The journalist who reported on the story now works at Human Rights Watch.
Much of the supposed evidence against al-Halabi remains secret. The prosecution’s case reportedly relies heavily on a supposed confession that al-Halabi made to a fellow prisoner, who testified at al-Halabi’s trial behind closed doors. Hanna, al-Halabi’s lawyer, told Human Rights Watch that the government interfered with his ability to represent his client, including not allowing him to see some of the government’s evidence or to cross-examine some witnesses and restricting what he can publicly say about the proceedings. Toward the end of the trial, the court mandated that Hanna have two guards present whenever he reviews trial transcripts and other court materials, and that he should use a government-issued laptop when preparing documents for court, such as questions for witnesses and his closing argument.
Al-Halabi’s trial concluded in July 2021, with final summations put forward to the district court shortly thereafter. Al-Halabi currently awaits a verdict.

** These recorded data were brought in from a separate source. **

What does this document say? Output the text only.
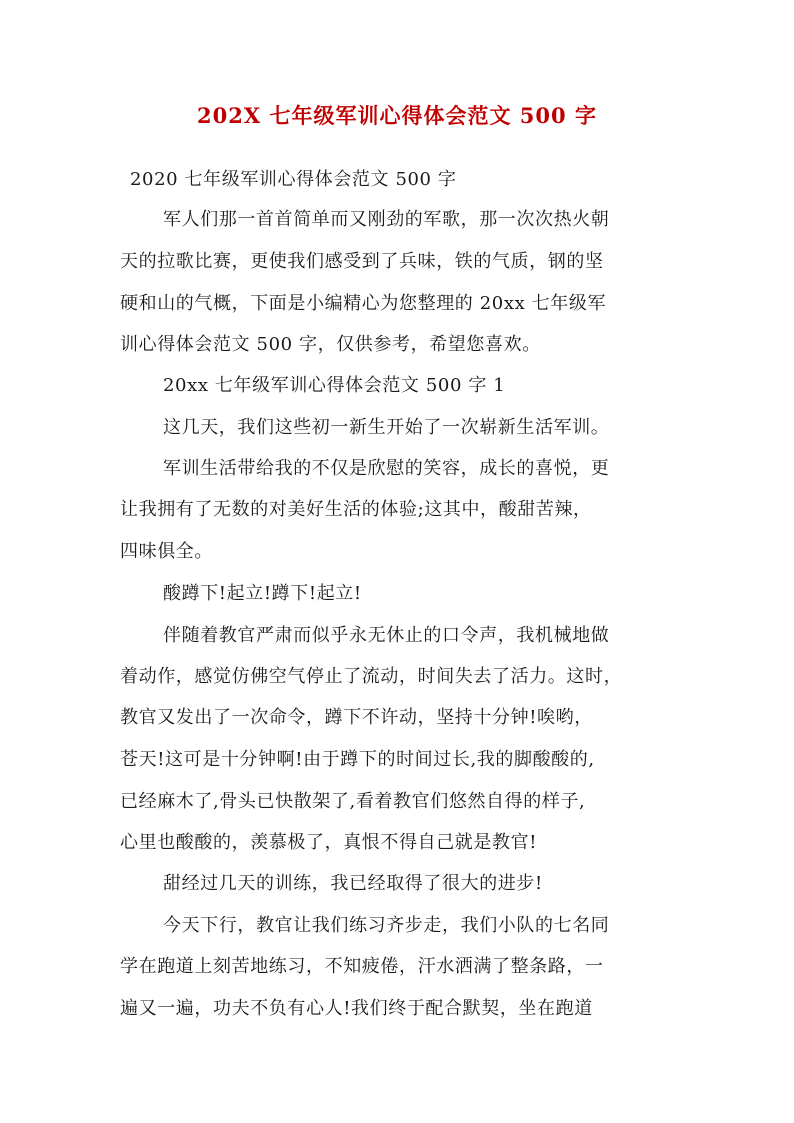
202X 七年级军训心得体会范文 500 字
2020 七年级军训心得体会范文 500 字
军人们那一首首简单而又刚劲的军歌，那一次次热火朝
天的拉歌比赛，更使我们感受到了兵味，铁的气质，钢的坚
硬和山的气概，下面是小编精心为您整理的 20xx 七年级军
训心得体会范文 500 字，仅供参考，希望您喜欢。
20xx 七年级军训心得体会范文 500 字 1
这几天，我们这些初一新生开始了一次崭新生活军训。
军训生活带给我的不仅是欣慰的笑容，成长的喜悦，更
让我拥有了无数的对美好生活的体验;这其中，酸甜苦辣，
四味俱全。
酸蹲下!起立!蹲下!起立!
伴随着教官严肃而似乎永无休止的口令声，我机械地做
着动作，感觉仿佛空气停止了流动，时间失去了活力。这时，
教官又发出了一次命令，蹲下不许动，坚持十分钟!唉哟，
苍天!这可是十分钟啊!由于蹲下的时间过长,我的脚酸酸的,
已经麻木了,骨头已快散架了,看着教官们悠然自得的样子,
心里也酸酸的，羡慕极了，真恨不得自己就是教官!
甜经过几天的训练，我已经取得了很大的进步!
今天下行，教官让我们练习齐步走，我们小队的七名同
学在跑道上刻苦地练习，不知疲倦，汗水洒满了整条路，一
遍又一遍，功夫不负有心人!我们终于配合默契，坐在跑道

Israeli law limits detaining a defendant before and during trial to nine months. After that period, the Supreme Court must authorize extensions for renewable periods of up to three months each. The Court justified its latest extension of al-Halabi’s detention by pointing to the severity of the charges, concern that al-Halabi would evade justice if released, and the forthcoming district court verdict.
The court did not evaluate the evidence in the case and it rejected the defense’s offer to provide private security, electronic monitoring, and round-the-clock surveillance if al-Halabi were released on bail. The court conceded that detaining al-Halabi this long constituted “extensive and ongoing” violation of his liberty, but suggested that the complexity of the facts necessitated such a lengthy proceeding and said that al-Halabi’s testimony and other defense evidence took up about half the trial sessions.

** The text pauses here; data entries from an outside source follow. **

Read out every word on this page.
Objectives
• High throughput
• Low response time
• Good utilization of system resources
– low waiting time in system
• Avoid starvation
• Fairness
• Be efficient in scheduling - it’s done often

Hanna, al-Halabi’s lawyer, disputes the notion that the defense contributed to the delays. He noted that, while disputes over procedural issues, appeals, and Covid-19 restrictions slowed the proceedings, there were sometimes no trial sessions for two or three months along with summer and holiday recesses, and that hearings were adjourned quickly. He said that most of al-Halabi’s testimony was in fact the government’s cross-examination and that he sought to expedite proceedings, but that the court often denied those requests.
The International Covenant on Civil and Political Rights, which Israel ratified in 1991, provides that everyone “shall be entitled to trial within a reasonable time or to release” (article 9) and to a “fair and public hearing” held “without undue delay” (article 14). Interpreting these provisions, the UN Human Rights Committee in 2014 has said that “detention in custody of persons awaiting shall be the exception rather than the rule” and that “extremely prolonged pretrial detention may also jeopardize the presumption of innocence.”
“Al-Halabi’s outrageously long prosecution combines many of the hallmarks of Israel’s rigged justice system against Palestinians, including mistreatment, secret evidence, and prolonged pre-trial detention to coerce pleas,” Shakir said. “The case underscores why other countries should push back when Israel hurls wild allegations against staff of civil society organizations that serve Palestinians.”